Critics placed the blame on the Trump administration, saying that several factors contributed to the hike in the uninsured rate, including: Efforts to dismantle the ACA and cut Medicaid; delays in funding the Children’s Health Insurance Program; cuts to enrollment outreach and advertising, and the repeal of the individual mandate, the ACA tenet that required Americans to either purchase health insurance or pay a fine.
Now, the health care law is in the midst of a murky legal battle, with its future uncertain.
"This is a very troubling trend and mainly due to the fact that children are losing Medicaid and CHIP coverage," Joan Alker, executive director of Georgetown’s Center for Children and Families, said in a statement.
The report, which was based on U.S. Census Bureau data, found seven states where the uninsured rate for children rose the most sharply: Tennessee, Georgia, Texas, Utah, West Virginia, Florida, and Ohio. In Texas, more than one in five children does not have health insurance -- or about 21.5 percent of kids.
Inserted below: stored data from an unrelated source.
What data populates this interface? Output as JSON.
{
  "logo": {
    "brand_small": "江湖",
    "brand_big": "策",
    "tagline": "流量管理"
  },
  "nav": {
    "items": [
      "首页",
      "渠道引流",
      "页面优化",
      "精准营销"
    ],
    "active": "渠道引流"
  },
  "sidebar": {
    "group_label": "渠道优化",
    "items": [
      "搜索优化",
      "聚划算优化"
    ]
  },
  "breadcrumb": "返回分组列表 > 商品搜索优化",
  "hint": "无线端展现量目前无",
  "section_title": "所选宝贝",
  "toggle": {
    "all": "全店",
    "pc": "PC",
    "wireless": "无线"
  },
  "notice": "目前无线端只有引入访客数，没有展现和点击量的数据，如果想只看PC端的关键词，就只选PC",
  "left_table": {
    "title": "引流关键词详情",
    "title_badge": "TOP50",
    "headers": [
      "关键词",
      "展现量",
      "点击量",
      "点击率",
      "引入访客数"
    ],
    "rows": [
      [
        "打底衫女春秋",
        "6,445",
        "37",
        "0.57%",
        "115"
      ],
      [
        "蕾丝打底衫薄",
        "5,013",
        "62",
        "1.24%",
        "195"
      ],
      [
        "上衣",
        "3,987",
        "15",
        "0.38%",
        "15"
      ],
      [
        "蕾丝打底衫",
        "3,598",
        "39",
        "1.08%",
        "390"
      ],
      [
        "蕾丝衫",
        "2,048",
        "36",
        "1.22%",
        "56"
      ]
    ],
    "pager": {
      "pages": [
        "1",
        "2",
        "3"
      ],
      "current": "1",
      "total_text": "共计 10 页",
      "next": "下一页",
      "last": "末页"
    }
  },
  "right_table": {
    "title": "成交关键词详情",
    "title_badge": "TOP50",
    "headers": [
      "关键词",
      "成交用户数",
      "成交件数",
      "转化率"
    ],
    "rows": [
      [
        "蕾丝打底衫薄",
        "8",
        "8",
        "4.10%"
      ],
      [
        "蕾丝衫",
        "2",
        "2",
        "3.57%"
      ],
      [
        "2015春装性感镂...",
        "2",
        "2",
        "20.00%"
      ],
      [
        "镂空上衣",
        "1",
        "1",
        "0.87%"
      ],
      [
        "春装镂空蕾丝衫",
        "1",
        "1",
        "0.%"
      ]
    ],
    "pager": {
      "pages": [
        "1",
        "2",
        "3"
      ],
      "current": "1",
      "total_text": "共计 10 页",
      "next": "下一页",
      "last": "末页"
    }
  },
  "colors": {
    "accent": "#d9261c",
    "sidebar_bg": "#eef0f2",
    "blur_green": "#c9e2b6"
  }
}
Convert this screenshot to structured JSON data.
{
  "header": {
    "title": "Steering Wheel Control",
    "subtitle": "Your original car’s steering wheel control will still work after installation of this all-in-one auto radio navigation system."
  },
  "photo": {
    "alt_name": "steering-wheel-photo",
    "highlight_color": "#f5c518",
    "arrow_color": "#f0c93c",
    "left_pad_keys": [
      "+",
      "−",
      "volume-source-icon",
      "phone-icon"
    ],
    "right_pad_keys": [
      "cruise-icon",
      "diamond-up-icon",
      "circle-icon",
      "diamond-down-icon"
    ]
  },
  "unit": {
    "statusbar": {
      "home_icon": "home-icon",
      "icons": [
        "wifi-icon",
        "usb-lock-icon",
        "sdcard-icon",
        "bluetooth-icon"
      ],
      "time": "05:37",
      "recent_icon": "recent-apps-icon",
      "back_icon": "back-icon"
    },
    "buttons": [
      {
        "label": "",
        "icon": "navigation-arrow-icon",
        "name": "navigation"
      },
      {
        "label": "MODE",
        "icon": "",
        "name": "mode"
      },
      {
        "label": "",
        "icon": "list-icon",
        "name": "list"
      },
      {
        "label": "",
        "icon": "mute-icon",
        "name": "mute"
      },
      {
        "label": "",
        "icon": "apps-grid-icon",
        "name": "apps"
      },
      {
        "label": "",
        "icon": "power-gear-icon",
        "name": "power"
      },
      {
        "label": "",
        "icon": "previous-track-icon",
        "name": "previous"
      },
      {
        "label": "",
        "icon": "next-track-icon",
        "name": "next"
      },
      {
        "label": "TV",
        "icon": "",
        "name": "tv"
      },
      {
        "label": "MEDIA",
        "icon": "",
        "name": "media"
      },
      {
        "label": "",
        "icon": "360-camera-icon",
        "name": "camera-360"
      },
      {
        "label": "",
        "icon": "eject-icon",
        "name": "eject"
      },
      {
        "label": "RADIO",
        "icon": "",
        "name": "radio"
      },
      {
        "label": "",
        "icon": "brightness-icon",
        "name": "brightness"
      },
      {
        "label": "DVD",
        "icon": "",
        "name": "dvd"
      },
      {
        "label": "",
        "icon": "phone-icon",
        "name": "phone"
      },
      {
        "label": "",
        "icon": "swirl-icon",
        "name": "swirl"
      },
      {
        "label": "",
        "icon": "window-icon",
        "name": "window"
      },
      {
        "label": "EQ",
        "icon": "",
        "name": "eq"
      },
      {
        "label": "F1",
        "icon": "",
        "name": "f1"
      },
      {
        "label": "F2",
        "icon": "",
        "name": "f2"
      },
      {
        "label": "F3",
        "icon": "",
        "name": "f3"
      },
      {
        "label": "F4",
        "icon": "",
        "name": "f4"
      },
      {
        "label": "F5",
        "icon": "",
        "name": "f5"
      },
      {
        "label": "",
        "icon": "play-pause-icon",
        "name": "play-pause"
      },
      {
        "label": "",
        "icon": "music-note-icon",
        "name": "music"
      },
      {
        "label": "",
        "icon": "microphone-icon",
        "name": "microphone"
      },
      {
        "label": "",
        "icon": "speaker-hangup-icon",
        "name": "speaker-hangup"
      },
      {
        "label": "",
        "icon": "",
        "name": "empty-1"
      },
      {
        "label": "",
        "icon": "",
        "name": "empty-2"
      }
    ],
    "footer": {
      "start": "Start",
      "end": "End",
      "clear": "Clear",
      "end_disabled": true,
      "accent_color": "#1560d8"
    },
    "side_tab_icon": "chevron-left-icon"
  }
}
"For these kids, no coverage often means no care," American Academy of Pediatrics said in a statement.
"No care means fewer preventive screenings to catch conditions before they become severe and costly," the Illinois-based organization continued. "No care means more missed school and work days for parents. It means no access to affordable dental coverage, or prenatal services for pregnant mothers. We can do better, and we must."
Still, the uninsured rate is nowhere near as low as it was in 2008 (the year Georgetown began tracking these figures), when 7.6 million children, or about 10 percent of kids nationwide, lacked health coverage.
The overall uninsured rate for people of all ages rose last year for the first time in a decade, according to data from the U.S. Census Bureau. In 2018, 8.5 percent of the population, or about 27.5 million people, did not have health insurance at any point. That’s almost a 2 million increase from 2017, when 7.9 percent of the population, or about 25.6 million people, were uninsured.